When an impact of asteroids or comets in high velocity occurs, they evaporates due to shock heating, forming an impact vapor plume. Chemical reaction in the impact vapor plume is one of the processes that locally bring a reduced environment on the early Earth. Impact experiments show that some organic materials related to life building blocks are formed via chemical reactions in the impact vapor plume. On the other hand, because it is difficult to reproduce planetary-scale collisions in collision experiments, and it is difficult to achieve collision velocities exceeding 10 km/s , theoretical methods are also important.

Ishimaru et al. (2010), which is one of the theoretical methods estimated the quenched composition of impact vapor plume using numerical model that solves the motion of the plume and the chemical reactions simultaneously. However, this model simplifies the motion of vapor plumes based on a few assumptions.

In this study, we investigated the quench composition generated by cometary impacts on the ocean on the early Earth. Specifically, we first performed impact calculations using the impact code iSALE-2D(cylindrical coordinate system) to precisely follow the physical processes of the vapor plume, and to explore the temperature and pressure changes of the plume. Then, the chemical reaction of the HCNO system was calculated under the obtained temperature and pressure changes to estimate quenched composition.

The impact calculations showed the peak temperature and pressure of the plume are found to be consistent with Ishimaru et al. (2010) for the pressure, but about 1/2~1/3 for the temperature. Tis because the previous study estimated the peak temperature based on the planar impact assumption and did not consider the temperature dependence of the specific heat ratio and evaporation heat of ice. In addition, it was thought that the change in comet size did not affect the peak temperature and pressure of the plume, but it was found that if the comet size is larger than the thickness of the ocean, penetration into the oceanic crust occurs and the peak temperature and pressure increases due to the difference in shock wave characteristics with the ocean.

As a result of chemical reaction calculations, it is found that the quenched composition obtained by cometary impact on the early Earth is rich in H₂, H₂O, CO. Moreover, even at the same collision velocity (15 km/s), the compositions of strongly reducing species (CH₄, NH₃) and life building blocks (HCN) are 10 to 1000 times richer than those in Ishimaru et al.(2010). This is because Ishimaru et al.(2010) overestimated the entropy of the plume.

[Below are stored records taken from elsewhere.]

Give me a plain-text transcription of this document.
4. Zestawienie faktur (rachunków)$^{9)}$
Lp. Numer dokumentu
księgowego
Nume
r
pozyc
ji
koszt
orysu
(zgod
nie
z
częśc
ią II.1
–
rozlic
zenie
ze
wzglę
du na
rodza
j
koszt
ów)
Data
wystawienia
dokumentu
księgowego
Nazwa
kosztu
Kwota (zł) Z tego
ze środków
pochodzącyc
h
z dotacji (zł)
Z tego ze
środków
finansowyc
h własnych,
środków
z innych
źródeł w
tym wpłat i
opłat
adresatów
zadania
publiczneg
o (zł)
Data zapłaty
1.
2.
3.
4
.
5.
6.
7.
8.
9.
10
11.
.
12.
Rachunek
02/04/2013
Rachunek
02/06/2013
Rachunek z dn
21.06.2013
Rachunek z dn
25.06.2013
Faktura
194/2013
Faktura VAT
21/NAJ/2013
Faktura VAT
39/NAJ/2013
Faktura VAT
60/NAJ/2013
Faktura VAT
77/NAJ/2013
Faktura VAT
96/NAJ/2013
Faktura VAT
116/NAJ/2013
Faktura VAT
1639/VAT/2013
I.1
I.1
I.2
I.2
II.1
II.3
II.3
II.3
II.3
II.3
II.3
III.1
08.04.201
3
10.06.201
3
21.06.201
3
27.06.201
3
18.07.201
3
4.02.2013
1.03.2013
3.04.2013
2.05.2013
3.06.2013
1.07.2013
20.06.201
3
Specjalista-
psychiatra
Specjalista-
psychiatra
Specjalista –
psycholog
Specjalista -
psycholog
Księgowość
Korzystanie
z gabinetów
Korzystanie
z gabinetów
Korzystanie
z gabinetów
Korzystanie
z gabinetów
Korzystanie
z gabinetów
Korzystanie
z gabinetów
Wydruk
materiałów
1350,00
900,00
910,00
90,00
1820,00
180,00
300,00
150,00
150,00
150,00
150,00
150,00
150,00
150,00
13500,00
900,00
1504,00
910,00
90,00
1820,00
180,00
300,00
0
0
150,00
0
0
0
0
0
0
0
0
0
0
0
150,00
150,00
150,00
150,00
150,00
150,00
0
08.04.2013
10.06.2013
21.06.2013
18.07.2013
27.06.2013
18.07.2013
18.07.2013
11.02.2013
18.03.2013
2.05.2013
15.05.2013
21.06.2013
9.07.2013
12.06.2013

Considering the formation of vapor plume, which is a mixture of comets and oceans during the impact process, we calculated the chemical reaction when H₂O is mixed in. The result shows, as the mixing ratio of the target ocean(H₂O) in vapor plume increased, the molar fractions of reductive nitrogen and carbon compounds in the quench composition became smaller, while oxidative nitrogen, carbon compounds, and H₂ became larger. This is considered to be due to the fact that the mixed target(H₂O) was used to oxidize the reductive nitrogen and carbon.

It was found that a strongly reducing quench composition can be obtained at an impact velocity of ~15 km/s, which is favorable for the formation of life building blocks on the early Earth. On the other hand, since cometary impact velocities to the Earth are often much higher, it is difficult to create a strongly reducing environment on the early Earth by simple HCNO system reactions. However, by the use of metallic elements in the comet as catalysts (e.g., Sekine et al., 2006).it is possible that even a high-velocity cometary impact could have brought a strongly reducing environment.